Various Artists
Ultra-Lounge Vol. 2 – Mambo Fever
(Capitol Capitol 32564)

The second installment in Capitol's Ultra-Lounge series was a no-brainer for the series producers: an all-mambo album spotlighting the cheesiest mambo-flavored pop hits in the Capitol vaults.

As expected, there are plenty of rapid-fire bongos and assorted Latin percussion tossed in every which way to augment the TV-Orchestra big band arrangements of most of the tracks, which, by the way, are not technically all mambo (there's some cha-cha in there as well as some rumba) but in the spirit of the shallowness this series represents we can let that slide.

The disc is incredibly bright and sunny, one of the more purely fun listens in the Ultra-Lounge catalog. Not watered-down jazz like many of the other volumes, this one is that purely American conception of Cuban music that permeated the American consciousness in the 50s and found its manifestation in "authentic" performers like Desi Arnaz.

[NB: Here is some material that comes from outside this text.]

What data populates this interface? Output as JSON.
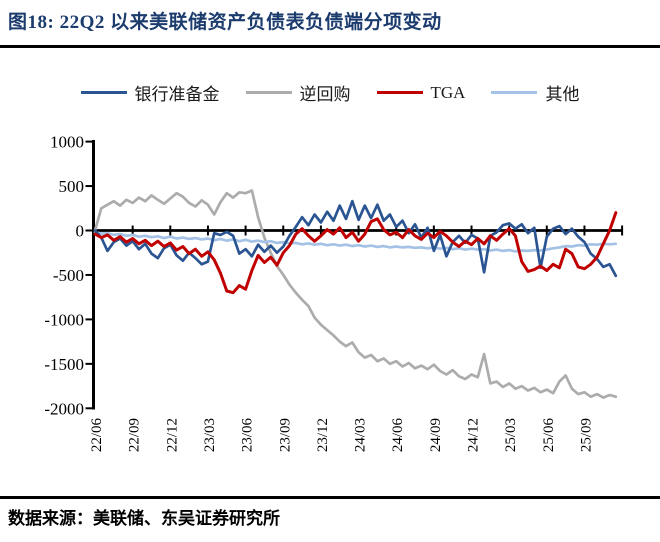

Mambo Fever is split between "real" Cuban orchestras and American approximations, but the sound is virtually the same, as it's very much middle-America mambo. Some of the results are hilarious ("Hooray For Hollywood (Cha-Cha)," "Oink Oink Mambo"), others are just good (Dave Barbour's "Mambo Jambo"), still others are just bad ("Peter Gunn Mambo" … I simply do not understand the fascination with that song).

Most of the cuts are either funny-good or generically-good, plus there's some Yma Sumac thrown in for good measure ("Tiki Rari" and "Malambo #1").

There's not a great deal of variety to this stuff, but it's programmed well, with kitsch like "Way Down Yonder in New Orleans Mambo" kept away from "Glow Worm Cha-Cha-Cha" so as not to create a simple comedy album, and swank stuff like "Hernando's Hideaway" kept away from craziness like "Chihuahua."

So, a decent entry from a tired series. I'd say the two Christmas volumes are the only ones actually worth having, but if you must dive in, then this is as good an Ultra-Lounge as might be recommended. Oh, and while you're at it, why don't you get into "My So-Called Life?" After all, it MUST be 1994 … in your mind.